午後のリハビリのあと、俺の所属している病棟に退院の報告に行ったんだった。その時、仕事復帰についての話をしようと上司を訪ねたが、各部署の主任クラスでなにやら会議があっていたようで不在だった。


ピッチに連絡しようとも思ったけれど、迷惑だろうからと、尋ねてきた事だけ伝えてもらいように頼んできたんだった。

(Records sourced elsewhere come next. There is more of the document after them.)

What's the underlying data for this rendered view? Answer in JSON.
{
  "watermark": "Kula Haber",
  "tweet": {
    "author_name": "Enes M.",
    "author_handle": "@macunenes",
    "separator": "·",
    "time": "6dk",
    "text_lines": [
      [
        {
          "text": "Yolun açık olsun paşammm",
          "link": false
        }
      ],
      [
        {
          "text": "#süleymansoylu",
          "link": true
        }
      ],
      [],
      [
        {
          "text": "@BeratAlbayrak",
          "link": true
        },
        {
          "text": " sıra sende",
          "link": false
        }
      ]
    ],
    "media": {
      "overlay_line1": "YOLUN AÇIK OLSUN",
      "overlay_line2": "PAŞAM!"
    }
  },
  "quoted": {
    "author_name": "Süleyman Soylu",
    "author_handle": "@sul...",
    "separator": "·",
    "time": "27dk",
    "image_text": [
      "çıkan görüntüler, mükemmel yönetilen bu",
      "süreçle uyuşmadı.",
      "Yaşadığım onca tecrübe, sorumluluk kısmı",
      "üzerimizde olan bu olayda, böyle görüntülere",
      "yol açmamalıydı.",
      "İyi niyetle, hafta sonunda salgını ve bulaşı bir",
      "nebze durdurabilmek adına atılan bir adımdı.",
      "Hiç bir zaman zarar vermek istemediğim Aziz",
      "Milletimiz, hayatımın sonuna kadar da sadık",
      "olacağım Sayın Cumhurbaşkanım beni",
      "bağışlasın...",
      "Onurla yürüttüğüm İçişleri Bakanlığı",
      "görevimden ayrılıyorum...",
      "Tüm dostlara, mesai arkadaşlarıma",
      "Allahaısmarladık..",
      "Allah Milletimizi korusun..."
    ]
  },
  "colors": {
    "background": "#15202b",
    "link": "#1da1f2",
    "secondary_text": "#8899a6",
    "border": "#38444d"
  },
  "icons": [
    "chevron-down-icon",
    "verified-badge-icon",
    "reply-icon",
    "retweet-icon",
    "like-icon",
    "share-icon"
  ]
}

明日も師長は出勤になっていたから、明日の朝にでもまた訪ねようと思っていたところに、わざわざ師長から病室に赴いてくれたみたいだ。


「……お疲れ様です」


すぐに反応できなかった俺に、師長は可笑しそうにクスクスと笑った。


「ごめんなさいね、突然。あなたが詰所にきたって聞いたから。彼女だとでも思ったかしら?」


あー、だから笑っていたのか。


俺が美沙だと期待していたけれど違って、反応が遅れた事に気づいていたのか。


「……知ってたんですね」


「堂々と病室に訪れているんですから、噂になってますよ。隠すつもりも無さそうで、特に業務に支障もきたしていないから、みんなそっとしているみたいですけどね」


「そうですよね」


やはりみんな知っているらしい。みんな知っているのなら、他の男性スタッフへの牽制にもなるだろうか。忘れかけていたけれど、美沙は病院内では人気があるんだった。といっても、男性スタッフ自体少ないけどな。


1番男性スタッフが多いのはリハビリだけど、そのリハはあいつらが居るから大丈夫だろうし、他スタッフなんて数えられるくらいしか男は居ないから俺1人で牽制できる範囲だろう。


「ただの患者とスタッフなら絶対にダメですけど、山下くんは患者でも特殊だから目を瞑ってたんですよ。あまりに目立つようなら注意されていたでしょうけどね。もう、退院みたいですし、スタッフ同士になれば完全に自由ですから」


「すみません、俺も浮かれてちょっと迂闊でした」





少し、自分の行動を後悔した。


医療人としては本来ダメなことだって分かっていたはずなのに、自分はスタッフだからと甘えている部分があったことは確かだ。周りから見たら、俺よりも美沙の責められてもおかしくないよな。


上の人たちが寛容で、理解のある人たちでよかった。